§ 798.2650 Oral toxicity.
(a) Purpose. In the assessment and evaluation of the toxic characteristics of a chemical, the determination of subchronic oral toxicity may be carried out after initial information on toxicity has been obtained by acute testing. The subchronic oral study has been designed to permit the determination of the no-observed-effect level and toxic effects associated with continuous or repeated exposure to a test substance for a period of 90 days. The test is not capable of determining those effects that have a long latency period for development (e.g., carcinogenicity and life shortening). It provides information on health hazards likely to arise from repeated exposure by the oral route over a limited period of time. It will provide information on target organs, the possibilities of accumulation, and can be of use in selecting dose levels for chronic studies and for establishing safety criteria for human exposure.
(b) Definitions. (1) Subchronic oral toxicity is the adverse effects occurring as a result of the repeated daily exposure of experimental animals to a chemical by the oral route for a part (approximately 10 percent) of a life span.
(2) Dose is the amount of test substance administered. Dose is expressed as weight of test substance (g, mg) per unit weight of test animal (e.g., mg/kg), or as weight of test substance per unit weight of food or drinking water.
(3) No-effect level/No-toxic-effect level/No-adverse-effect level/No-observed-effect level is the maximum dose used in a test which produces no observed adverse effects. A no-observed-effect level is expressed in terms of the weight of a substance given daily per unit weight of test animal (mg/kg). When administered to animals in food or drinking water the no-observed-effect level is expressed as mg/kg of food or mg/ml of water.
(4) Cumulative toxicity is the adverse effects of repeated doses occurring as a result of prolonged action on, or increased concentration of, the administered test substance or its metabolites in susceptible tissue.

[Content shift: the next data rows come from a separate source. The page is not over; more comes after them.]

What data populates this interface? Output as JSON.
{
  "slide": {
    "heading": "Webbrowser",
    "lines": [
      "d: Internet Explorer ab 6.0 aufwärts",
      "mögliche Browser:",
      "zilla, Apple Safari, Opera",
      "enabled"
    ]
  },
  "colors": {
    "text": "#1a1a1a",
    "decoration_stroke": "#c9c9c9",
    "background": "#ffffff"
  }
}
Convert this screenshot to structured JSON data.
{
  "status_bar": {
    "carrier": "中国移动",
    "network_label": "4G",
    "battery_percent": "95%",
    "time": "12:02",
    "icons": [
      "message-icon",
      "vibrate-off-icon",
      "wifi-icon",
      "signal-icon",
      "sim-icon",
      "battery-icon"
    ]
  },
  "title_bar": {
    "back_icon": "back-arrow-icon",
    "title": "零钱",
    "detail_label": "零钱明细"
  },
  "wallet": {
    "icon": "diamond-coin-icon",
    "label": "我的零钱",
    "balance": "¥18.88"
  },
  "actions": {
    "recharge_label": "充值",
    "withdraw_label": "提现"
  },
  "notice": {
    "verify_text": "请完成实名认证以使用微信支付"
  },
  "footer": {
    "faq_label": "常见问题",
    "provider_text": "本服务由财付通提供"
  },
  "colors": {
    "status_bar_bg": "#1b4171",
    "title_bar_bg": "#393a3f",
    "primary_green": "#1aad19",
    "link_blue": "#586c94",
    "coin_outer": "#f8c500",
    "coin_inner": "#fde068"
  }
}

(c) Principle of the test method. The test substance is administered orally in graduated daily doses to several groups of experimental animals, one dose level per group, for a period of 90 days. During the period of administration the animals are observed daily to detect signs of toxicity. Animals which die during the period of administration are necropsied. At the conclusion of the test all animals are necropsied and histo-pathological examinations carried out.
(d) Limit test. If a test at one dose level of at least 1,000 mg/kg body weight (expected human exposure may indicate the need for a higher dose level), using the procedures described for this study, produces no observable toxic effects and if toxicity would not be expected based upon data of structurally related compounds, then a full study using three dose levels might not be necessary.
(e) Test procedures—(1) Animal selection—(i) Species and strain. A mammalian species shall be used for testing. A variety of rodent species may be used, although the rat is the preferred species. Commonly used laboratory strains shall be employed. The commonly used nonrodent species is the dog, preferably of a defined breed; the beagle is frequently used. If other mammalian species are used, the tester shall provide justification/reasoning for his or her selection.
(ii) Age—(A) General. Young adult animals shall be employed. At the commencement of the study the weight variation of animals used shall not exceed ±20 percent of the mean weight for each sex.
(B) Rodents. Dosing shall begin as soon as possible after weaning, ideally before the rats are 6, and in any case, not more than 8 weeks old.